The use of optical sensing systems in industrial and other environments has grown substantially in recent years. Such systems include a source of light (preferably a source of modulated light) and a photodetector. Both the source and the detector may be mounted in a common housing, or they may be mounted in separate housings. When the source and the detector are mounted in a common housing, a suitable reflector (such as a corner reflector) positioned some distance from the source/detector housing reflects light from the source back to the photodetector. When the source and the detector are mounted in different housings, the source light usually impinges directly on the photodetector without being redirected. In either structural arrangement, a change in the detection of the light beam creates control signal information that is utilized to control various types of equipment.

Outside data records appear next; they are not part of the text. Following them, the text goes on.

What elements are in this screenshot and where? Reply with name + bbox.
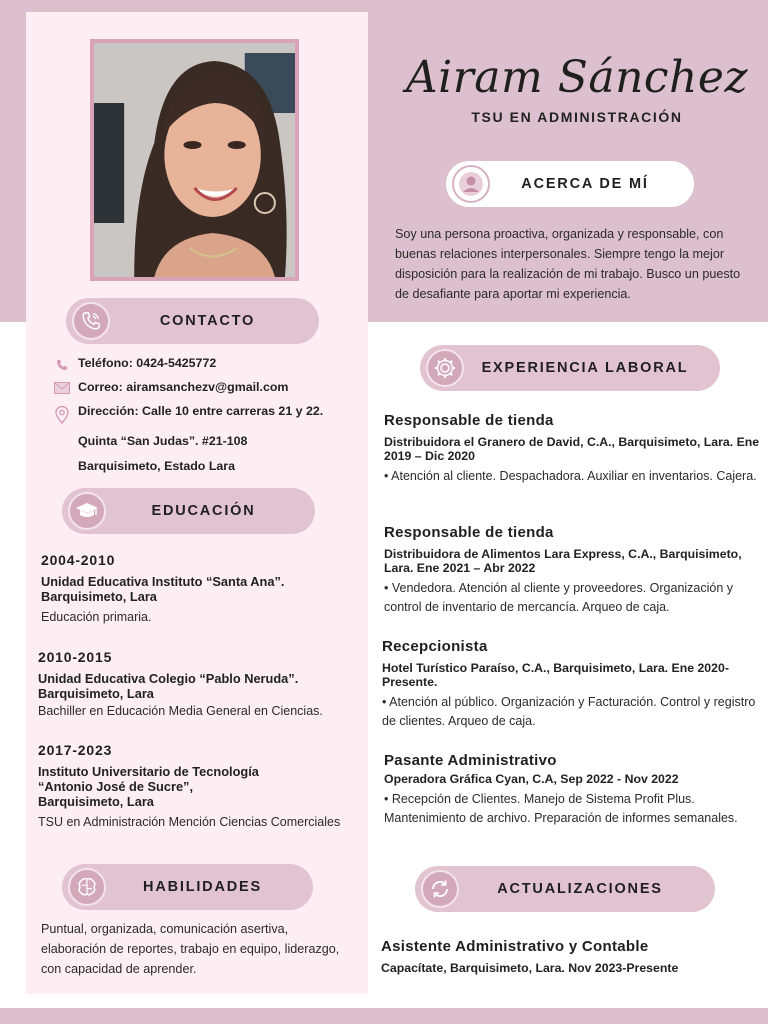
experience-description: • Recepción de Clientes. Manejo de Sistema Profit Plus. Mantenimiento de archivo. Preparación de informes semanales. (384, 792, 738, 825)
experience-item (384, 752, 762, 828)
contact-heading-pill (66, 298, 319, 344)
address-line1: Calle 10 entre carreras 21 y 22. (142, 404, 324, 418)
education-institution-line3: Barquisimeto, Lara (38, 794, 154, 809)
phone-small-icon (46, 356, 78, 372)
experience-item (382, 638, 760, 731)
email-value[interactable]: airamsanchezv@gmail.com (126, 380, 289, 394)
experience-heading: EXPERIENCIA LABORAL (481, 360, 689, 376)
education-institution-line2: Barquisimeto, Lara (41, 589, 157, 604)
experience-heading-pill (420, 345, 720, 391)
envelope-icon (46, 380, 78, 394)
contact-heading: CONTACTO (159, 313, 256, 329)
updates-role: Asistente Administrativo y Contable (381, 938, 649, 955)
address-line3 (46, 453, 356, 478)
gear-icon (426, 349, 464, 387)
profile-photo (94, 43, 295, 277)
updates-heading: ACTUALIZACIONES (497, 881, 663, 897)
skills-heading: HABILIDADES (143, 879, 262, 895)
experience-company: Hotel Turístico Paraíso, C.A., Barquisimeto, Lara. Ene 2020-Presente. (382, 661, 729, 689)
experience-role: Responsable de tienda (384, 524, 554, 541)
about-heading: ACERCA DE MÍ (521, 176, 649, 192)
contact-email-row (46, 380, 356, 404)
updates-company: Capacítate, Barquisimeto, Lara. Nov 2023-Presente (381, 961, 679, 975)
address-line2 (46, 428, 356, 453)
education-years: 2017-2023 (38, 742, 113, 758)
footer-band (0, 1008, 768, 1024)
address-line3-text: Barquisimeto, Estado Lara (78, 458, 235, 473)
user-icon (452, 165, 490, 203)
updates-item (381, 938, 759, 975)
graduation-cap-icon (68, 492, 106, 530)
address-line2-text: Quinta “San Judas”. #21-108 (78, 433, 248, 448)
updates-heading-pill (415, 866, 715, 912)
education-years: 2004-2010 (41, 552, 116, 568)
experience-company: Operadora Gráfica Cyan, C.A, Sep 2022 - Nov 2022 (384, 772, 679, 786)
address-label: Dirección: (78, 404, 139, 418)
education-heading: EDUCACIÓN (151, 503, 256, 519)
experience-company: Distribuidora de Alimentos Lara Express, C.A., Barquisimeto, Lara. Ene 2021 – Abr 2022 (384, 547, 742, 575)
refresh-icon (421, 870, 459, 908)
experience-company: Distribuidora el Granero de David, C.A., Barquisimeto, Lara. Ene 2019 – Dic 2020 (384, 435, 760, 463)
experience-item (384, 412, 762, 486)
experience-description: • Atención al público. Organización y Facturación. Control y registro de clientes. Arqueo de caja. (382, 695, 756, 728)
education-description: TSU en Administración Mención Ciencias Comerciales (38, 815, 341, 829)
contact-phone-row (46, 356, 356, 380)
education-heading-pill (62, 488, 315, 534)
experience-role: Pasante Administrativo (384, 752, 557, 769)
profile-photo-frame (90, 39, 299, 281)
phone-value: 0424-5425772 (136, 356, 217, 370)
skills-heading-pill (62, 864, 313, 910)
experience-role: Responsable de tienda (384, 412, 554, 429)
education-institution-line2: “Antonio José de Sucre”, (38, 779, 194, 794)
education-description: Educación primaria. (41, 610, 152, 624)
education-item (38, 742, 348, 832)
location-pin-icon (46, 404, 78, 424)
phone-icon (72, 302, 110, 340)
education-item (38, 649, 363, 721)
experience-description: • Atención al cliente. Despachadora. Auxiliar en inventarios. Cajera. (384, 469, 757, 483)
phone-label: Teléfono: (78, 356, 133, 370)
education-institution-line1: Unidad Educativa Instituto “Santa Ana”. (41, 574, 285, 589)
experience-description: • Vendedora. Atención al cliente y proveedores. Organización y control de inventario de mercancía. Arqueo de caja. (384, 581, 734, 614)
skills-text: Puntual, organizada, comunicación asertiva, elaboración de reportes, trabajo en equipo, liderazgo, con capacidad de aprender. (41, 922, 340, 976)
education-item (41, 552, 361, 627)
education-years: 2010-2015 (38, 649, 113, 665)
experience-role: Recepcionista (382, 638, 488, 655)
education-description: Bachiller en Educación Media General en Ciencias. (38, 704, 323, 718)
candidate-title: TSU EN ADMINISTRACIÓN (471, 109, 683, 125)
contact-address-row (46, 404, 356, 428)
about-text: Soy una persona proactiva, organizada y responsable, con buenas relaciones interpersonales. Siempre tengo la mejor disposición para la realización de mi trabajo. Busco un puesto de desafiante para aportar mi experiencia. (395, 227, 741, 301)
education-institution-line1: Unidad Educativa Colegio “Pablo Neruda”. (38, 671, 299, 686)
experience-item (384, 524, 762, 617)
email-label: Correo: (78, 380, 123, 394)
education-institution-line1: Instituto Universitario de Tecnología (38, 764, 259, 779)
brain-icon (68, 868, 106, 906)
about-heading-pill (446, 161, 694, 207)
contact-list (46, 356, 356, 478)
candidate-name: Airam Sánchez (405, 52, 749, 103)
education-institution-line2: Barquisimeto, Lara (38, 686, 154, 701)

The change may be the interruption of the light beam by a passing object or the change may be the detection of the light beam normally interrupted by the presence of an object. For example, in optical sensing system can be used to detect the presence of objects on a conveyor moving past a particular point. Each time the beam is interrupted by an object, the detector produces a pulse, which is counted. Other examples are the use of optical sensing systems to sense the presence or absence of a web, or whether a container is filled to a suitable level. As will be readily appreciated by those skilled in the optical sensing art, these are only a very few examples of the many industrial uses to which optical sensing systems are put.
As will be understood from the foregoing description, one of the requirements of optical sensing systems is that the light source and the photodetector be aligned. In the case of separately housed light sources and photodetectors, the source housing and the associated detector housing must be aligned (with or without reflection) such that the light beam impinges on the light sensitive surface of the photodetector. In the case of commonly housed sources and detectors, the source/detector housing must be aligned with a corner reflector so that the source beam is reflected back to the light sensitive surface of the photodetector. The present invention is directed to a mounting device suitable for use with either arrangement.
In the past, mounting devices for the source and/or detector housings of optical sensing systems have ranged from simple clip mounts, through swivel mounts, to ball swivel mounts. All of these mounts have undesirable features. The range of alignment provided by clip mounts is very limited. While swivel mounts have more flexibility than clip mounts, their range of adjustment is also severely limited.
The main disadvantage of prior art ball swivel mounts has been their inability to be integrally formed with optical system source and/or detector housings, plus the fact that they have been undesirably expensive. In this regard, in the past, ball swivel mounts utilized in optical sensing systems have comprised a two-piece sheet metal bracket surrounding a ball. The pieces of the sheet metal bracket include aligned holes that allow the bracket to be attached to a suitable support surface and one of the two pieces includes a hole through which a locking bolt projects. While providing a substantially larger range of adjustment than clip and swivel mounts, ball swivel mounts of the type just described are unsuitable for integral formation with optical system source and/or detector housings. Further, such mounts are undesirably expensive. As a result, there is a need for a mount for optical system source and/or detector housings having the adjustment range of a ball and swivel mount that is substantially less expensive, and suitable for being integrally formed with such housings.
In order to reduce the time required to design optical sensing systems and provide for compatability between system components, certain industry standards have been set. Among these standards is the spacing between the mounting holes of brackets used to support the light source and/or detector housings of optical sensing systems. The industry standard has been set at thirty (30) millimeters. Another standard is the use of conduit to protectively house wires running to and from the light source and/or detector housings of optical sensing systems. The most common conduit size is one-half (1/2) inch. As a result, there is a need for a mount for optical system light source and/or detector housings that meets industry standards as well as the reduced cost and integral features described above.